Had anything been wanting to bespeak Joshua Brookes’s good-will, Jabez supplied it when he interfered to protect the elder Brookes from the derisive indignities of others. Not only to Mrs. Clowes did he rehearse in his own peculiar manner the story, as told by Ben Travis, with its supplementary drama which had so nearly proved a tragedy, but at such tables as he frequented—Mr. Chadwick’s among the rest.

Mr. Ashton, who was present, spoke of being himself a witness to the former scene, and, whilst presenting his inevitable snuff-box to the eccentric chaplain, repeated his previous observation—“I must look after that boy—I must indeed.”

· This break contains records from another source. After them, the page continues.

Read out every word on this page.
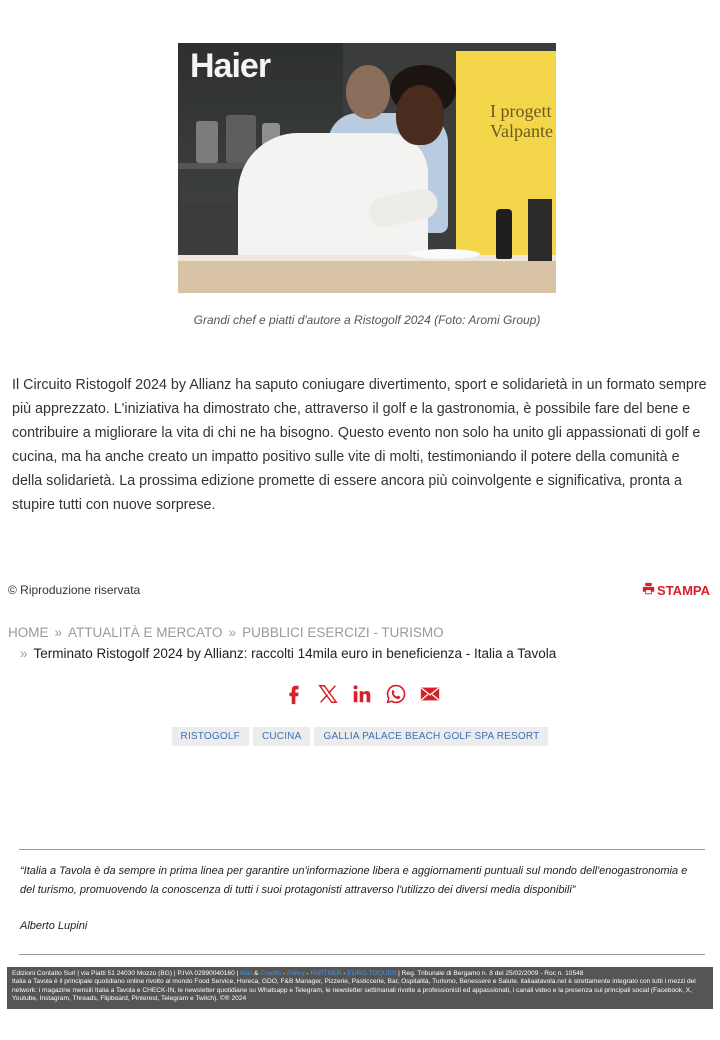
Haier
I progett
Valpante
Grandi chef e piatti d'autore a Ristogolf 2024 (Foto: Aromi Group)

Il Circuito Ristogolf 2024 by Allianz ha saputo coniugare divertimento, sport e solidarietà in un formato sempre più apprezzato. L'iniziativa ha dimostrato che, attraverso il golf e la gastronomia, è possibile fare del bene e contribuire a migliorare la vita di chi ne ha bisogno. Questo evento non solo ha unito gli appassionati di golf e cucina, ma ha anche creato un impatto positivo sulle vite di molti, testimoniando il potere della comunità e della solidarietà. La prossima edizione promette di essere ancora più coinvolgente e significativa, pronta a stupire tutti con nuove sorprese.

© Riproduzione riservata	STAMPA
HOME » ATTUALITÀ E MERCATO » PUBBLICI ESERCIZI - TURISMO
» Terminato Ristogolf 2024 by Allianz: raccolti 14mila euro in beneficienza - Italia a Tavola
RISTOGOLF	CUCINA	GALLIA PALACE BEACH GOLF SPA RESORT

“Italia a Tavola è da sempre in prima linea per garantire un'informazione libera e aggiornamenti puntuali sul mondo dell'enogastronomia e del turismo, promuovendo la conoscenza di tutti i suoi protagonisti attraverso l'utilizzo dei diversi media disponibili”

Alberto Lupini

Edizioni Contatto Surl | via Piatti 51 24030 Mozzo (BG) | P.IVA 02990040160 | Mail & Credits - Policy - PARTNER - EURO-TOQUES | Reg. Tribunale di Bergamo n. 8 del 25/02/2009 - Roc n. 10548
Italia a Tavola è il principale quotidiano online rivolto al mondo Food Service, Horeca, GDO, F&B Manager, Pizzerie, Pasticcerie, Bar, Ospitalità, Turismo, Benessere e Salute. italiaatavola.net è strettamente integrato con tutti i mezzi del network: i magazine mensili Italia a Tavola e CHECK-IN, le newsletter quotidiane su Whatsapp e Telegram, le newsletter settimanali rivolte a professionisti ed appassionati, i canali video e la presenza sui principali social (Facebook, X, Youtube, Instagram, Threads, Flipboard, Pinterest, Telegram e Twitch). ©® 2024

If the parson had been commonly observant he would have noticed a pair of black eyes fixed in eager attention on his, as he, who rarely uttered a commendation, held forth in praise of his father’s champion, the Blue-coat boy; the said black eyes being matched by the black hair, and somewhat dark skin, of the plain but intelligent daughter of his host.

But girls of fifteen were then counted in the category of children, and were taught only to “speak when spoken to,” so Ellen Chadwick passed no other commentary on the actions of Jabez than was expressed by her glowing cheeks and eloquent eyes.